Female gladiators rarely appear in Roman histories. When they do, they are "exotic markers of exceptionally lavish spectacle". In 66 AD, Nero had Ethiopian women, men and children fight at a munus to impress King Tiridates I of Armenia. Romans seem to have found the idea of a female gladiator novel and entertaining, or downright absurd; Juvenal titillates his readers with a woman named "Mevia", a beast-hunter, hunting boars in the arena "with spear in hand and breasts exposed", and Petronius mocks the pretensions of a rich, low-class citizen, whose munus includes a woman fighting from a cart or chariot. A munus circa 89 AD, during Domitian's reign, featured battles between female gladiators, described as "Amazonian".
There is no evidence for the existence or training of female gladiators in any known gladiator school. Vesley suggests that some might have trained under private tutors in Collegia Iuvenum (official "youth organisations"), where young men of over 14 years could learn "manly" skills, including the basic arts of war. He offers three inscriptions as possible evidence; one, from Reate, commemorates Valeria, who died aged seventeen years and nine months and "belonged" to her collegium; the others commemorate females attached to collegia in Numidia and Ficulea. Most modern scholarship describes these as memorials to female servants or slaves of the collegia, not female gladiators. Nevertheless, female gladiators probably followed the same training, discipline and career path as their male counterparts; though under a less strenuous training regime.
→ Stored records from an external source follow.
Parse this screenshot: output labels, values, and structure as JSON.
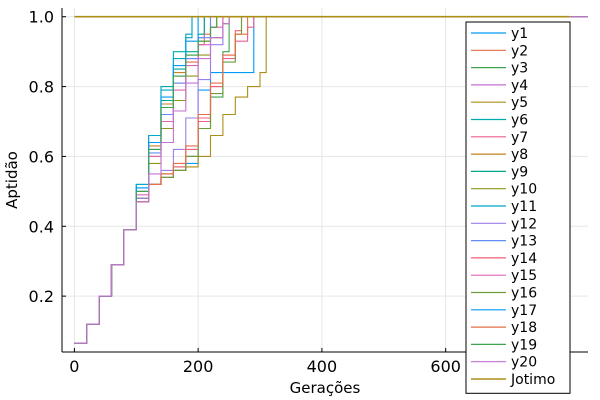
{
  "chart_data": {
    "type": "line",
    "xlabel": "Gerações",
    "ylabel": "Aptidão",
    "xlim": [
      -20,
      830
    ],
    "ylim": [
      0.04,
      1.025
    ],
    "xticks": [
      0,
      200,
      400,
      600
    ],
    "yticks": [
      0.2,
      0.4,
      0.6,
      0.8,
      1.0
    ],
    "xtick_labels": [
      "0",
      "200",
      "400",
      "600"
    ],
    "ytick_labels": [
      "0.2",
      "0.4",
      "0.6",
      "0.8",
      "1.0"
    ],
    "grid": true,
    "legend_position": "right",
    "series": [
      {
        "name": "y1",
        "color": "#009AFA",
        "x": [
          0,
          20,
          40,
          60,
          80,
          100,
          120,
          140,
          160,
          180,
          200,
          220,
          240,
          260,
          280,
          290,
          300
        ],
        "y": [
          0.065,
          0.12,
          0.2,
          0.29,
          0.39,
          0.48,
          0.52,
          0.54,
          0.56,
          0.58,
          0.79,
          0.84,
          0.84,
          0.84,
          0.84,
          1.0,
          1.0
        ]
      },
      {
        "name": "y2",
        "color": "#E36F47",
        "x": [
          0,
          20,
          40,
          60,
          80,
          100,
          120,
          140,
          160,
          180,
          200,
          210,
          220
        ],
        "y": [
          0.065,
          0.12,
          0.2,
          0.29,
          0.39,
          0.48,
          0.6,
          0.72,
          0.81,
          0.87,
          0.92,
          0.95,
          1.0
        ]
      },
      {
        "name": "y3",
        "color": "#3EA44E",
        "x": [
          0,
          20,
          40,
          60,
          80,
          100,
          120,
          140,
          160,
          180,
          200,
          220,
          240,
          250
        ],
        "y": [
          0.065,
          0.12,
          0.2,
          0.29,
          0.39,
          0.47,
          0.52,
          0.55,
          0.57,
          0.6,
          0.68,
          0.77,
          0.9,
          1.0
        ]
      },
      {
        "name": "y4",
        "color": "#C371D2",
        "x": [
          0,
          20,
          40,
          60,
          80,
          100,
          120,
          140,
          160,
          180,
          200,
          210
        ],
        "y": [
          0.065,
          0.12,
          0.2,
          0.29,
          0.39,
          0.5,
          0.62,
          0.74,
          0.83,
          0.88,
          0.94,
          1.0
        ]
      },
      {
        "name": "y5",
        "color": "#AC8E18",
        "x": [
          0,
          20,
          40,
          60,
          80,
          100,
          120,
          140,
          160,
          180,
          200,
          220,
          240,
          260,
          280,
          300,
          310
        ],
        "y": [
          0.065,
          0.12,
          0.2,
          0.29,
          0.39,
          0.48,
          0.52,
          0.54,
          0.56,
          0.57,
          0.6,
          0.66,
          0.72,
          0.77,
          0.8,
          0.84,
          1.0
        ]
      },
      {
        "name": "y6",
        "color": "#00A9AD",
        "x": [
          0,
          20,
          40,
          60,
          80,
          100,
          120,
          140,
          160,
          180,
          190
        ],
        "y": [
          0.065,
          0.12,
          0.2,
          0.29,
          0.39,
          0.52,
          0.66,
          0.8,
          0.9,
          0.95,
          1.0
        ]
      },
      {
        "name": "y7",
        "color": "#ED5E93",
        "x": [
          0,
          20,
          40,
          60,
          80,
          100,
          120,
          140,
          160,
          180,
          200,
          220,
          240,
          260,
          280,
          290
        ],
        "y": [
          0.065,
          0.12,
          0.2,
          0.29,
          0.39,
          0.47,
          0.52,
          0.54,
          0.56,
          0.6,
          0.7,
          0.8,
          0.88,
          0.93,
          0.97,
          1.0
        ]
      },
      {
        "name": "y8",
        "color": "#C68225",
        "x": [
          0,
          20,
          40,
          60,
          80,
          100,
          120,
          140,
          160,
          180,
          200,
          220,
          230
        ],
        "y": [
          0.065,
          0.12,
          0.2,
          0.29,
          0.39,
          0.5,
          0.63,
          0.75,
          0.84,
          0.89,
          0.93,
          0.97,
          1.0
        ]
      },
      {
        "name": "y9",
        "color": "#00A98D",
        "x": [
          0,
          20,
          40,
          60,
          80,
          100,
          120,
          140,
          160,
          180,
          200,
          210
        ],
        "y": [
          0.065,
          0.12,
          0.2,
          0.29,
          0.39,
          0.51,
          0.64,
          0.76,
          0.85,
          0.9,
          0.95,
          1.0
        ]
      },
      {
        "name": "y10",
        "color": "#8E971E",
        "x": [
          0,
          20,
          40,
          60,
          80,
          100,
          120,
          140,
          160,
          180,
          200,
          220,
          240,
          250
        ],
        "y": [
          0.065,
          0.12,
          0.2,
          0.29,
          0.39,
          0.48,
          0.58,
          0.68,
          0.76,
          0.83,
          0.89,
          0.94,
          0.98,
          1.0
        ]
      },
      {
        "name": "y11",
        "color": "#00A8CB",
        "x": [
          0,
          20,
          40,
          60,
          80,
          100,
          120,
          140,
          160,
          180,
          190
        ],
        "y": [
          0.065,
          0.12,
          0.2,
          0.29,
          0.39,
          0.52,
          0.66,
          0.79,
          0.88,
          0.94,
          1.0
        ]
      },
      {
        "name": "y12",
        "color": "#9B7FE9",
        "x": [
          0,
          20,
          40,
          60,
          80,
          100,
          120,
          140,
          160,
          180,
          200,
          220,
          240
        ],
        "y": [
          0.065,
          0.12,
          0.2,
          0.29,
          0.39,
          0.48,
          0.52,
          0.56,
          0.62,
          0.71,
          0.82,
          0.92,
          1.0
        ]
      },
      {
        "name": "y13",
        "color": "#618DF6",
        "x": [
          0,
          20,
          40,
          60,
          80,
          100,
          120,
          140,
          160,
          180,
          200,
          220
        ],
        "y": [
          0.065,
          0.12,
          0.2,
          0.29,
          0.39,
          0.5,
          0.61,
          0.72,
          0.81,
          0.88,
          0.94,
          1.0
        ]
      },
      {
        "name": "y14",
        "color": "#F06173",
        "x": [
          0,
          20,
          40,
          60,
          80,
          100,
          120,
          140,
          160,
          180,
          200,
          220,
          240,
          260,
          270
        ],
        "y": [
          0.065,
          0.12,
          0.2,
          0.29,
          0.39,
          0.47,
          0.52,
          0.55,
          0.57,
          0.62,
          0.71,
          0.8,
          0.89,
          0.96,
          1.0
        ]
      },
      {
        "name": "y15",
        "color": "#DD64B5",
        "x": [
          0,
          20,
          40,
          60,
          80,
          100,
          120,
          140,
          160,
          180,
          200,
          220,
          240
        ],
        "y": [
          0.065,
          0.12,
          0.2,
          0.29,
          0.39,
          0.49,
          0.6,
          0.7,
          0.79,
          0.86,
          0.92,
          0.97,
          1.0
        ]
      },
      {
        "name": "y16",
        "color": "#6B9D3B",
        "x": [
          0,
          20,
          40,
          60,
          80,
          100,
          120,
          140,
          160,
          180,
          200,
          220,
          240,
          260,
          270
        ],
        "y": [
          0.065,
          0.12,
          0.2,
          0.29,
          0.39,
          0.47,
          0.52,
          0.54,
          0.56,
          0.6,
          0.68,
          0.78,
          0.87,
          0.95,
          1.0
        ]
      },
      {
        "name": "y17",
        "color": "#009AFA",
        "x": [
          0,
          20,
          40,
          60,
          80,
          100,
          120,
          140,
          160,
          180,
          200
        ],
        "y": [
          0.065,
          0.12,
          0.2,
          0.29,
          0.39,
          0.51,
          0.64,
          0.77,
          0.86,
          0.93,
          1.0
        ]
      },
      {
        "name": "y18",
        "color": "#E36F47",
        "x": [
          0,
          20,
          40,
          60,
          80,
          100,
          120,
          140,
          160,
          180,
          200,
          220,
          240,
          260,
          280
        ],
        "y": [
          0.065,
          0.12,
          0.2,
          0.29,
          0.39,
          0.47,
          0.52,
          0.55,
          0.58,
          0.63,
          0.72,
          0.81,
          0.89,
          0.95,
          1.0
        ]
      },
      {
        "name": "y19",
        "color": "#3EA44E",
        "x": [
          0,
          20,
          40,
          60,
          80,
          100,
          120,
          140,
          160,
          180,
          200,
          220,
          230
        ],
        "y": [
          0.065,
          0.12,
          0.2,
          0.29,
          0.39,
          0.5,
          0.62,
          0.74,
          0.83,
          0.89,
          0.93,
          0.97,
          1.0
        ]
      },
      {
        "name": "y20",
        "color": "#C371D2",
        "x": [
          0,
          20,
          40,
          60,
          80,
          100,
          120,
          140,
          160,
          180,
          200,
          220,
          240,
          250
        ],
        "y": [
          0.065,
          0.12,
          0.2,
          0.29,
          0.39,
          0.47,
          0.55,
          0.64,
          0.73,
          0.81,
          0.88,
          0.94,
          0.98,
          1.0
        ]
      },
      {
        "name": "Jotimo",
        "color": "#AC8E18",
        "x": [
          0,
          800
        ],
        "y": [
          1.0,
          1.0
        ]
      }
    ]
  }
}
As male gladiators were usually pitted against fighters of similar skill and capacity, the same probably applied to female gladiators. A commemorative relief from Halicarnassus shows two near-identical gladiators facing each other. One is identified as Amazon and the other as Achillia; their warlike "stage names" allude to the mythical tribe of warrior-women, and the warrrior-hero Achilles. Each is bareheaded, equipped with a greave, loincloth, belt, rectangular shield, dagger and manica (arm protection). Two rounded objects at their feet probably represent their discarded helmets. An inscription describes their match as missio, meaning that they were released; the relief, and its inscription, might indicate that they fought to an honourable "standing tie" as equals.